Procurement system barriers must be removed for better innovation

Avatar for Chris ThatcherBy Chris Thatcher | December 20, 2016

Estimated reading time 4 minutes, 48 seconds.

Innovation is the buzzword du jour in defence and aerospace circles.

It’s a predominant theme at most conferences and features in the public speeches and presentations of many politicians, government and military officials.

Whether it’s an initiative like the U.S. Department of Defense’s Defense Innovation Unit Experimental (DIUx)–an effort to better connect the department with Silicon Valley and other technology hubs–or the Canadian government’s innovation agenda, procurement officials on both sides of the Canada-U.S. border are seeking new ways to attract and collaborate with commercial technology developers.

But if North American militaries want to capitalize on leading edge commercial innovation, they will need a procurement system that doesn’t counteract those efforts, Phil Jesper, executive vice-president and chief operating officer for government systems at Rockwell Collins, argued in a presentation to the 2016 Canadian Aerospace Summit.

“I believe the crux of the issue is not access to leading edge technology, rather it is a problem of too burdensome an acquisition system that prevents the timely and efficient acquisition of commercial technology and innovation,” he said.

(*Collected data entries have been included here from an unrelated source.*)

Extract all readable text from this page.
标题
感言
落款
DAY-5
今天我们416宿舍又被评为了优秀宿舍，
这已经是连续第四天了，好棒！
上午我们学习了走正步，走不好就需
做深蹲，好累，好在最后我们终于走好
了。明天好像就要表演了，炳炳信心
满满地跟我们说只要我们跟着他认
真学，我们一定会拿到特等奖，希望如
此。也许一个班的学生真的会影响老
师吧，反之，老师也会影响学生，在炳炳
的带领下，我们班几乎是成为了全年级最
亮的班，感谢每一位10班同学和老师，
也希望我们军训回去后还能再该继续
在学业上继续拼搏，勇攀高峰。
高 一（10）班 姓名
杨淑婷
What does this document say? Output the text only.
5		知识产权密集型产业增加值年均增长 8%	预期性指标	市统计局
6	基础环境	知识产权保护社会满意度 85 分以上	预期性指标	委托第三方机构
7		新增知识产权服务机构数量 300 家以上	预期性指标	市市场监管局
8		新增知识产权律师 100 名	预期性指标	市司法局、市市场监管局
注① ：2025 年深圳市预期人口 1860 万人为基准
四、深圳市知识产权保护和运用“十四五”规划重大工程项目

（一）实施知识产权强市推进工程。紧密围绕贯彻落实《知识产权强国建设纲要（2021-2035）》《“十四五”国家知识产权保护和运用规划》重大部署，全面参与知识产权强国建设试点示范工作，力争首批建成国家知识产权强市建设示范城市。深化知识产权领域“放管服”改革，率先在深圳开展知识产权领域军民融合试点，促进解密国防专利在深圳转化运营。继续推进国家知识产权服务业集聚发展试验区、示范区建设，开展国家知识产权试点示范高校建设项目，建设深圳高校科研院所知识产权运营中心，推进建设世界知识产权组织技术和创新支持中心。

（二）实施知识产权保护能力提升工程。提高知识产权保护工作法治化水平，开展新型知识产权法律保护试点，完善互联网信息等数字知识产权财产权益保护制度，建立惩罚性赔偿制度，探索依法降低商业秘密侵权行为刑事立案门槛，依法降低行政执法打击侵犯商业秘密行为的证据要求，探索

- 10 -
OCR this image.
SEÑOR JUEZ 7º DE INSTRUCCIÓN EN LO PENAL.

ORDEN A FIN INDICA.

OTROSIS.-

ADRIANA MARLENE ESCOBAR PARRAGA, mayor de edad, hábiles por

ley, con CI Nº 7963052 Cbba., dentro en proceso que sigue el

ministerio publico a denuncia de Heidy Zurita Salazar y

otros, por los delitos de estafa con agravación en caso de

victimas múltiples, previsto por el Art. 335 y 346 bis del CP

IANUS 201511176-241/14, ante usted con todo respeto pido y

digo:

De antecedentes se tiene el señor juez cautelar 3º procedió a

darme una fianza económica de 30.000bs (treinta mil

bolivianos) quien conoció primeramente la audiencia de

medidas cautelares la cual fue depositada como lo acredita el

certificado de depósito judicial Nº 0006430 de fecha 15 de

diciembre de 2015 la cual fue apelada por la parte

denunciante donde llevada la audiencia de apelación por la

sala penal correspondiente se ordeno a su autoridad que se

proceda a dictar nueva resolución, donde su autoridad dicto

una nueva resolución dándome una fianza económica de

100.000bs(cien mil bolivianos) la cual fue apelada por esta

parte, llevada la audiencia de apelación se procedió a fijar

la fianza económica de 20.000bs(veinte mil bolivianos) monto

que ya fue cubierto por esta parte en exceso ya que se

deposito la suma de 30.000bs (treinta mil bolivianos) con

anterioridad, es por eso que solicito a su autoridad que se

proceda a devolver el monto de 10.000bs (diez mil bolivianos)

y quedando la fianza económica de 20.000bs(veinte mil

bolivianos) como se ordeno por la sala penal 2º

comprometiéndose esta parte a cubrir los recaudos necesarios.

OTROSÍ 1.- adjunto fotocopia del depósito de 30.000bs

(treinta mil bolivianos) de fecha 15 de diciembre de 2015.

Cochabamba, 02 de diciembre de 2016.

Regulatory changes since the mid-1990s have helped create a DoD acquisition framework that recognizes the value of commercial investment and technology for military applications, which has allowed companies such as Rockwell Collins to eliminate redundancies between their commercial and defence businesses. The cockpit displays originally developed for the Boeing 787 and later modified to fit the U.S. Air Force KC-46 Pegasus tanker illustrate the model, he said.

But the system only works well when products are classified as “commercial of a type” that require just minor modifications to meet military needs.

When products are classified “military,” which is often the case, they become “subject to overly burdensome acquisition rules, contractual flow-downs, cost-based accounting systems,” said Jesper. “The government becomes responsible for managing the product line themselves, including things such as obsolescence management, continued investment in innovation and insertion of that technology into commercial product lines.”

In essence, he argued, the process forces companies to establish a separate, low volume production line for their military item.

“How many innovative commercial companies would view this as an attractive business position?” he asked.

Though Jesper’s focus was primarily on the U.S. DoD, he said Canada’s Department of National Defence would also face challenges acquiring “commercial innovation in a cost-effective and efficient manner” if structural problems with the procurement system are not addressed.

He suggested regulations must recognize a well-understood definition for commercial items, which will need to be modified to satisfy military needs, and allow them to be purchased in a commercial fashion.

In particular, he critiqued the current demand by some defence customers for intellectual property (IP) without due financial compensation. While there are legitimate circumstances under which IP might be required–such as for navy ships conducting systems repair at sea–the present requirement for technical data is hampering the acquisition process.

“The current IP environment is creating barriers to the acquisition of commercial technologies,” said Jesper. “Companies are being asked to invest in off-the-shelf products, to bring those products to market for our customers, and to turn over our intellectual property so that our customers can then hand that IP to competitors and compete on production of that very equipment.”

He proposed several steps that might help resolve IP disagreements, beginning with the contract language.

“Define the problem you are trying to solve first…[t]hen write the contractual language that specifies the level of IP that you need. High-level maintenance data is very different from low-level maintenance data,” he said. “But whatever rights you ask for, you should not expect to get them free of charge…You are asking industry to forego some future revenue stream.”

Consequently, governments must budget for data rights and educate their acquisition workforce so that there are no discrepancies between what senior leaders say and what contract officers and attorneys ultimately insist on acquiring.

“A fair and equitable solution will require give and take on both sides of the intellectual property issue,” said Jesper, adding that both sides are actually on the same side when it comes to delivering life-saving technology to support the warfighter.

“Once we all agree on that objective, I have found that industry and defence customers are willing to meet each other at centre ice,” he said in deference to his Canadian audience.